An Integrated Omics Guided Approach to Lignification and Gravitational Responses: The Final Frontier (Plant Habitat-01)

Science Objectives

The space environment is stressful for all living organisms. Understanding how plants respond will help crews on future missions successfully grow plants for food and oxygen generation. An Integrated Omics Guided Approach to Lignification and Gravitational Responses: The Final Frontier (Plant Habitat-01) investigation comprehensively compared differences in genetics, metabolism, photosynthesis and gravity sensing between plants grown in space and on Earth. Results from this investigation provide key insights on major changes occurring in plants exposed to microgravity.

Status

Delivered to the International Space Station via Orbital ATK CRS-9.

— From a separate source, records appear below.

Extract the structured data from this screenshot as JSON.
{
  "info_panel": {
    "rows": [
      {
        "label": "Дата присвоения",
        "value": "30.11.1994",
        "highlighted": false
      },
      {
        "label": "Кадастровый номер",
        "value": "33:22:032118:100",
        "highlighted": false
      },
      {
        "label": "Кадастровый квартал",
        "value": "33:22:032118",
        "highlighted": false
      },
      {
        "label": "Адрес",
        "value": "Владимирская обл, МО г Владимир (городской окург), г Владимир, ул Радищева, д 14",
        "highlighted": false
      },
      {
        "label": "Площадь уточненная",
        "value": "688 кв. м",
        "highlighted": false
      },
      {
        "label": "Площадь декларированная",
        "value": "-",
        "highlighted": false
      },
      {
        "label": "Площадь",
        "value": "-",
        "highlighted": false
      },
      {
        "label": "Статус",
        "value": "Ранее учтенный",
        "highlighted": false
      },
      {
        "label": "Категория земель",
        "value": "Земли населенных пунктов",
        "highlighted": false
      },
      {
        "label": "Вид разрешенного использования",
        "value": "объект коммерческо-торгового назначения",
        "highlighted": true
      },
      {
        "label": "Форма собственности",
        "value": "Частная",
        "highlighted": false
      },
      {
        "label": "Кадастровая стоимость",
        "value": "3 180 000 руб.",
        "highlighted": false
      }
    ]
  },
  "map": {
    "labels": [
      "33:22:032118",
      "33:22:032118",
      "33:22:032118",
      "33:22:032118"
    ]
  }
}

A complex metal box is set into the inside wall of the space station. Black and silver wires and tubes crisscross the front surface of the box, connecting the environmental control system in the left half of the box to the plant growth chamber in the right half.
The Advanced Plant Habitat Facility is a fully automated facility used to conduct plant bioscience research. It provides a large, enclosed, environmentally controlled chamber aboard the International Space Station.
A black plastic surface with long, skinny holes cut into it that expose a material resembling burlap, from which plants will sprout. There are three of these long, vertical openings a top one another. Within each of these openings, there are four marked sections where plants are to be grown.
These plant growth cassettes will soon sprout Arabidopsis seedlings after being installed.

Mission Description

An Integrated Omics Guided Approach to Lignification and Gravitational Responses: The Final Frontier (Plant Habitat-01) was a multi-omics study using the model plant Arabidopsis under both 1g and in microgravity conditions (spaceflight). The approach spanned comprehensive phenomics, metabolomics, transcriptomics and proteomics strategies. It incisively and uniquely melds this pioneering approach via deployment of an integrated computational biology (ICB) approach. Plant lines included wild type and various mutants. The latter, generated by the research team, have different cell wall reinforcing lignin amounts through manipulation of the multigene family encoding arogenate dehydratases, as well as others enhanced in carbon assimilation capacity, and combinations thereof. This investigation provides an unprecedented opportunity to investigate how plants function in altered gravity environments.

Space Applications

Like people, plants experience a wide range of physical and physiological changes in microgravity. This investigation studied system-wide changes in the model plant Arabidopsis to determine how microgravity affects photosynthesis, formation of their cell walls, growth/development and gene function. The ISS APH provides a laboratory for the comprehensive study of plant metabolism, transcription, protein production and much more. So, understanding these changes greatly benefits efforts to grow plants on future missions, whether for further exploiting the space environment, for fundamental research, long duration missions, or human colonization away from earth.

Earth Applications

The Plant Habitat-01 investigation provides unprecedented new insight into the molecular activities of plants. The investigation also gathers more information on the basic biological processes that enable photosynthesis, biomass production particularly building their cell walls, and storing and using water on Earth and in microgravity. Results could provide a greater knowledge of basic plant science, benefiting agriculture and all people on Earth. The study will provide baseline or reference multi-omics big data for NASA and the academy.